Por que foi impossível a Ananda resistir ao feitiço maldoso, mesmo que ele já tivesse atingido o primeiro estágio de um Arhat? Ele estava praticando samadhi com sua mente consciente[3]. Quando ele escutava os sutras, ele relembrou os princípios dos quais Buda falava... Mas a mente consciente relembra que os princípios não podem guiar para uma solução fundamental, e, por isso, quando Ananda encontrou uma influência demoníaca, ele falhou em reconhecer isso... A mente consciente é o sujeito vindo a Ser o que pode ser e Deixando de Ser o que era e esta consciência ainda não é a última. Se ao invés de um indivíduo basear sua prática na busca pela verdadeira natureza na qual nenhum dos seres torna-se o Ser que Deve Ser ou não Deixa de Ser o Ser que deve Deixar de Ser, o indivíduo pode desenvolver um samadhi que nem o torna um Ser Pleno e nem o Retira do ser que Ele é. Este é o samadhi genuíno: aquele que não pode ser afetado por forças exteriores. A força de tal samadhi pode ser vitoriosa em qualquer configuração de circunstâncias, positivas ou negativas. No meio de todas elas, o Ser pode se manter constante “assim como o Ser é, pleno e para sempre luminoso”. Este é o genuíno samadhi. Se eventos felizes lhe tornam feliz e eventos tristes lhe deixam triste, isso significa que você está influenciado pelas circunstâncias. Se você se mantiver pulando da alegria para a fúria, da tristeza para a felicidade: você estará influenciado pelas circunstâncias. Ao invés disso, você deve ser como um espeho, que reflete o que aparece nele e, assim, se mantém constante. Isso é o que significa ter uma sabedoria genuína (I, 146-7).
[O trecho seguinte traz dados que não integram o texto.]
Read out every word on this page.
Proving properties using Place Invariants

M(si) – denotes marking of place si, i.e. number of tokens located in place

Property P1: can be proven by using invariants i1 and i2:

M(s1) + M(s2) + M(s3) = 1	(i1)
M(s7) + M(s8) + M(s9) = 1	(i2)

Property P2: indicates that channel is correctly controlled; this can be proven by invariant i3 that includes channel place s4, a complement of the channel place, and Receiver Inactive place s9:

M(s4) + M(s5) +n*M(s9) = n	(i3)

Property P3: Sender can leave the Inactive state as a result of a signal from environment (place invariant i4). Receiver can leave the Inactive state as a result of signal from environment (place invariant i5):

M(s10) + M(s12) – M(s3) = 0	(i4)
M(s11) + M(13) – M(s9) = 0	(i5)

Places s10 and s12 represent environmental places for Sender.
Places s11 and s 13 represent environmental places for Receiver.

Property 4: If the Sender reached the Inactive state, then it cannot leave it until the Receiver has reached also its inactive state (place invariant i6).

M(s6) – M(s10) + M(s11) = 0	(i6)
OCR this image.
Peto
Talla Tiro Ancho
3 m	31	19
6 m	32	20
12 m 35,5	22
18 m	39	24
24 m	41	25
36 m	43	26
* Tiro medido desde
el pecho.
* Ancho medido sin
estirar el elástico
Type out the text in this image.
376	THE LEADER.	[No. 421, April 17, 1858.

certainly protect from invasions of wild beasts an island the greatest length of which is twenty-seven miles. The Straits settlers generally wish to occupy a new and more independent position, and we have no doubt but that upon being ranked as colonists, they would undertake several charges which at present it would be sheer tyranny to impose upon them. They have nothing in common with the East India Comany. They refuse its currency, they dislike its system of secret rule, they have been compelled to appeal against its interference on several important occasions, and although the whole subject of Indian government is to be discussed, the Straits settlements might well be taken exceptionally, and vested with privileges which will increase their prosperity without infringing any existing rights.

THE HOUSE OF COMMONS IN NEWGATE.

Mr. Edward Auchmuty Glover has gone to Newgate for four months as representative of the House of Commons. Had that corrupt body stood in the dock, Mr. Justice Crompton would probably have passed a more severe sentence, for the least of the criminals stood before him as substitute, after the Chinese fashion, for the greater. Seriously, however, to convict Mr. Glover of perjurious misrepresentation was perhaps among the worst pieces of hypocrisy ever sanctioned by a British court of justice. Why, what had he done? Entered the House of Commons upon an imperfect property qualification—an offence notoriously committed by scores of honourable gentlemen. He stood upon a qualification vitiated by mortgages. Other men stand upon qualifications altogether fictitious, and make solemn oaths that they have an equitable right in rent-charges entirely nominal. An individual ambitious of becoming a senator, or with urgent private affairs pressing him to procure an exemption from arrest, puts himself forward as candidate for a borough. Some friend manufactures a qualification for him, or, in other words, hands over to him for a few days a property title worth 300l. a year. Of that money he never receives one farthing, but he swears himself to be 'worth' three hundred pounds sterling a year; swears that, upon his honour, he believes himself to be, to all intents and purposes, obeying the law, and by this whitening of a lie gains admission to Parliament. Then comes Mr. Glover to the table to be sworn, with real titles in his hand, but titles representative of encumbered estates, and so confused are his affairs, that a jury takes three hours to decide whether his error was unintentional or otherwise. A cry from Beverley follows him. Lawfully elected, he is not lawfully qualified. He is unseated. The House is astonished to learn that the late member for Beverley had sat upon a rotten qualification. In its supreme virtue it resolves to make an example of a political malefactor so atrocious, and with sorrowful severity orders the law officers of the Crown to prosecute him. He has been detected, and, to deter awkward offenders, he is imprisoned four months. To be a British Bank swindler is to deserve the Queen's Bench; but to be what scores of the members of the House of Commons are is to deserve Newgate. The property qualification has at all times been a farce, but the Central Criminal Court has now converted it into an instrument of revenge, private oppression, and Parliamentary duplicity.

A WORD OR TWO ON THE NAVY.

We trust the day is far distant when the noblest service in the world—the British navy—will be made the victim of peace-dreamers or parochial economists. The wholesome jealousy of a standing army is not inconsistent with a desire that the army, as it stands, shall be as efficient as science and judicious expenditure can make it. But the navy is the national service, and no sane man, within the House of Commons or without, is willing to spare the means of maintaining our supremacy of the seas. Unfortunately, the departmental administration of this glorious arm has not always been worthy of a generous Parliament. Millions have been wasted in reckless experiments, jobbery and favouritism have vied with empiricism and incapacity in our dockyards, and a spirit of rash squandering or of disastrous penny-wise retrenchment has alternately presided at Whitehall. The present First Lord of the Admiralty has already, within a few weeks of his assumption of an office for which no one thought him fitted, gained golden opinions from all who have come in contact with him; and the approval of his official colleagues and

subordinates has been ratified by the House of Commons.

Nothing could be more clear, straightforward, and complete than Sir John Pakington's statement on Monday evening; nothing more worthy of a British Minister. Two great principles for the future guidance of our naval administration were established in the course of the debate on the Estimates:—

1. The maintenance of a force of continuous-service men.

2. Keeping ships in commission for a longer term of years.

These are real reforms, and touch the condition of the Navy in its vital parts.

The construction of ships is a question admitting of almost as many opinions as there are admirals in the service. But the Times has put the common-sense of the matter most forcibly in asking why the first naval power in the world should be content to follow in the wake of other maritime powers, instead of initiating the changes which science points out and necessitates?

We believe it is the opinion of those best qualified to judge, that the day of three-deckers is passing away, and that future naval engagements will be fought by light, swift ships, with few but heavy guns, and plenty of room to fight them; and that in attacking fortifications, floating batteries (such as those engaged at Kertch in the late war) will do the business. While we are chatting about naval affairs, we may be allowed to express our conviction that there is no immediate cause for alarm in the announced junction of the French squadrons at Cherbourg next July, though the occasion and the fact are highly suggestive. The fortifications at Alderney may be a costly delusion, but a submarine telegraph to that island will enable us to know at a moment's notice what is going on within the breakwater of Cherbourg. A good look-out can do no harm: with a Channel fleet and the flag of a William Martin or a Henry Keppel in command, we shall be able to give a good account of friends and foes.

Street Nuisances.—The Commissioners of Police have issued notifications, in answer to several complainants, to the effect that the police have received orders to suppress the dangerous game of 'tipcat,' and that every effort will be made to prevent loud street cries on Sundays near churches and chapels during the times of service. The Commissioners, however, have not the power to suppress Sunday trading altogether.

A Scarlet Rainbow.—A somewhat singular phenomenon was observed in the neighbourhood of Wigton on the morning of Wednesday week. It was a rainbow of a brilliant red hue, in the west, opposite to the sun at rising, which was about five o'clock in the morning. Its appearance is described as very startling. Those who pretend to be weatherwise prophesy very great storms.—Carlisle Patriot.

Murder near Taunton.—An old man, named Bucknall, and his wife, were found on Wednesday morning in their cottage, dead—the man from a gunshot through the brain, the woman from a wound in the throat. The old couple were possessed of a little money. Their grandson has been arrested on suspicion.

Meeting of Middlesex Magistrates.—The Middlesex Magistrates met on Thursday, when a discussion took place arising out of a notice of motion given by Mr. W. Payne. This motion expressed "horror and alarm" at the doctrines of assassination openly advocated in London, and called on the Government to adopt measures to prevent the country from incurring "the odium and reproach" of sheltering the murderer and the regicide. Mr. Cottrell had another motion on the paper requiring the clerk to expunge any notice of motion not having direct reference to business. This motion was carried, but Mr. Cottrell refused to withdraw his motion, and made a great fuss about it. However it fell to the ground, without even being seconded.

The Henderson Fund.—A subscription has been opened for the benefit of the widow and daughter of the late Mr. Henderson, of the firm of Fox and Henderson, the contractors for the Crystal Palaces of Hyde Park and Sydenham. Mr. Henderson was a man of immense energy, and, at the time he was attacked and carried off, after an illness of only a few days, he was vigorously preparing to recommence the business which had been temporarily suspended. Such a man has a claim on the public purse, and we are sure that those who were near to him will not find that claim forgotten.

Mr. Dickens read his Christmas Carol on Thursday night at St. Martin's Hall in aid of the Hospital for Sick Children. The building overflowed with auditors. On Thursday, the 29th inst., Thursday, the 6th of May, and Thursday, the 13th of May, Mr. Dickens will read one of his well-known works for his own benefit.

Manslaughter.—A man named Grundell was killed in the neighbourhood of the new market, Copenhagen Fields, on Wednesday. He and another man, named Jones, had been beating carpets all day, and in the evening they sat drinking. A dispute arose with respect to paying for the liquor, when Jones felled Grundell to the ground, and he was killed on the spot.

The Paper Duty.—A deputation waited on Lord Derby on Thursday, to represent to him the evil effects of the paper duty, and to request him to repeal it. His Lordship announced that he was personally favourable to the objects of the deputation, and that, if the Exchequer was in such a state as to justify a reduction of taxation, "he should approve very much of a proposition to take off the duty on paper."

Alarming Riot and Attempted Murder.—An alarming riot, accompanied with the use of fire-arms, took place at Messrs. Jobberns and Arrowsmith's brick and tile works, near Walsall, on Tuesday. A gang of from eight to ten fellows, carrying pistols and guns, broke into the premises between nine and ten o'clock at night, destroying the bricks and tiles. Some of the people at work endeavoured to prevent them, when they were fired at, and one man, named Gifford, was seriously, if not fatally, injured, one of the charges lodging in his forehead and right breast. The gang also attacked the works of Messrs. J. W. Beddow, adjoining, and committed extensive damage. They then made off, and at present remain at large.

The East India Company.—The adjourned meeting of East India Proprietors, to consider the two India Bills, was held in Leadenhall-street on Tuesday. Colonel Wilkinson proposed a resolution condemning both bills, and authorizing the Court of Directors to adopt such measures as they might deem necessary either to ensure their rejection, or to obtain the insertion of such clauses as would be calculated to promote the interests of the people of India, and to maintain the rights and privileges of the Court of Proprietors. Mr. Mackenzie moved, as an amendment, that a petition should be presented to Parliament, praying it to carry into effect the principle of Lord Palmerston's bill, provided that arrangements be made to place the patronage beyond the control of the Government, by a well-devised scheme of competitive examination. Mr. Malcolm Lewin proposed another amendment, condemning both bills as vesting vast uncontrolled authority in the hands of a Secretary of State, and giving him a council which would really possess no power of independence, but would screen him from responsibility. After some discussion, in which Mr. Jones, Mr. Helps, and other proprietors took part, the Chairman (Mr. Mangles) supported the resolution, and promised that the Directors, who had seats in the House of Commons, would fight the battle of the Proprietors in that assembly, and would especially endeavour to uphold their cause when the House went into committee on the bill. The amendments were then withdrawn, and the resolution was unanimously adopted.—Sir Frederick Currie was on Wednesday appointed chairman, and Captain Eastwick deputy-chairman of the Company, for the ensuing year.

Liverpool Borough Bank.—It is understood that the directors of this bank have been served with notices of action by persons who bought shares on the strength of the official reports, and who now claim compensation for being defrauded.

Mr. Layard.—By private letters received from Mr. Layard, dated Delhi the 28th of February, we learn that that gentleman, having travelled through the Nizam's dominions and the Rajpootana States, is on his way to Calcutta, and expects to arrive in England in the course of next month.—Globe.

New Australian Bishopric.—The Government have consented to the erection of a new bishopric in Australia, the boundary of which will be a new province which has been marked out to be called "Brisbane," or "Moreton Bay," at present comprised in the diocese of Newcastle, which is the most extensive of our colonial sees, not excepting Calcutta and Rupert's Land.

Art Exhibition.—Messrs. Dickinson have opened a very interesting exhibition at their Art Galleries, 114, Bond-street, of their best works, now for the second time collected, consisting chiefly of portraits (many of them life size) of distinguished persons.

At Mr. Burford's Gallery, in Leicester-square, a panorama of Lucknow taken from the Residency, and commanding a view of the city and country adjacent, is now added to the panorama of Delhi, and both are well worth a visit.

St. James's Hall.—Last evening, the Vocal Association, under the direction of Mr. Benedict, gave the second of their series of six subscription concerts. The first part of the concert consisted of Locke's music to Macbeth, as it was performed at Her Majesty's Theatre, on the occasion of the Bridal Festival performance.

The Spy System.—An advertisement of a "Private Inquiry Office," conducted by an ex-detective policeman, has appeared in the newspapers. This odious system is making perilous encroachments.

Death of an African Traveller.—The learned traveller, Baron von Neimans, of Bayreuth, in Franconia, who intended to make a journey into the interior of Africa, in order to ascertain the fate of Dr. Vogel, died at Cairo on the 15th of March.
Buda disse para Ananda, “Você e eu somos membros da mesma família[4] e compartilhamos a afeição que é natural entre parentes. No momento em que você resolveu priorizar se tornar iluminado, quais foram os excelentes atributos que você viu em meu Dharma que imediatamente levaram você a rejeitar a profunda afeição familiar e amor conjugal encontrados no mundo”?
Ananda respondeu para Buda: “Eu vi os 32 caminhos Daquele-Que-Pode-Vir-A-Ser, que são tão profundamente maravilhosos e incomparáveis que todo este corpo pode brilhar como um cristal, com uma radiação refletora imensurável. Frequentemente, pensava comigo mesmo que o corpo com tais marcas do caminho não poderia gerar a consequência de um ato de amor sexual. Por quê? As energias do desejo são grosseiras. O sexo pútrido resulta em uma imersão turva em substâncias procriativas; tais coisas não podem gerar um corpo com as maravilhosas, puras, magnificentes e brilhante concentração de luz púrpura-dourada. Por isso eu admirei o Buda e por isso eu deixei o cabelo cair de minha cabeça[5]: para que eu o pudesse seguir”.
Buda disse: “Excelente, Ananda! Todos vocês devem saber que desde tempos sem início, todos os seres passam por morte e renascimento e apenas porque eles não estão conscientes do puro entendimento que é a natureza essencial da última verdade da mente. Ao contrário disso, os trabalhos de suas mentes são distorcidos, e porque os trabalhos de suas mentes são distorcidos, eles estão presos ao ciclo da morte e do renascimento.
“Agora eu quero que todos vocês perguntem sobre a iluminação insuperável e que descubram sobre a verdade de suas próprias naturezas. Vocês devem responder minha pergunta com retidão e diretamente, porque este é o caminho daquele que Há-De-Ser em todos os lugares através das dez direções. Todos que atingiram este caminho seguiram esses passos enquanto se livraram da morte e do renascimento. Suas mentes e suas palavras eram retas e diretas e, portanto, em todos os pontos do seu progresso – do primeiro estágio ao último – eles não eram nem um pouco evasivos.
“Agora, Ananda, pergunto isso a você: quando, em resposta aos 32 caminhos Daquele-Que-Virá-A-Ser, você primeiro resolveu se manter próximo ao despertar completo, o que é isso que pode ser visto nos 32 caminhos e quem foi aquele que apreciou o caminho com delícia e amor”?
Ananda respondeu ao Buda: “Homem Honrado pelo Mundo, eu aprecio e amo os caminhos com minha mente e olhos. Porque eu vi com meus olhos as excelentes realizações Daquele-Que-Pode-Vir-A-Ser, minha mente admira e aprecia suas realizações. Desse modo, decidi me livrar da morte e do renascimento”.
Buda disse para Ananda: “É assim do modo como você diz: sua mente e seus olhos são a razão para sua admiração e prazer. Aquele que não saiba onde esteja sua mente e seus olhos não estarão aptos para vencer os desafios do engajamento com os objetos perceptíveis[6]. Considere, por exemplo: quando saqueadores invadem um país e o rei manda adiante seus soldados para os espantarem, os soldados devem primeiro conhecer onde os saqueadores estejam. É culpa de sua mente e de seus olhos que você esteja preso ao ciclo da morte e do renascimento. E, agora, estou perguntando a você: onde estão sua mente e seus olhos”?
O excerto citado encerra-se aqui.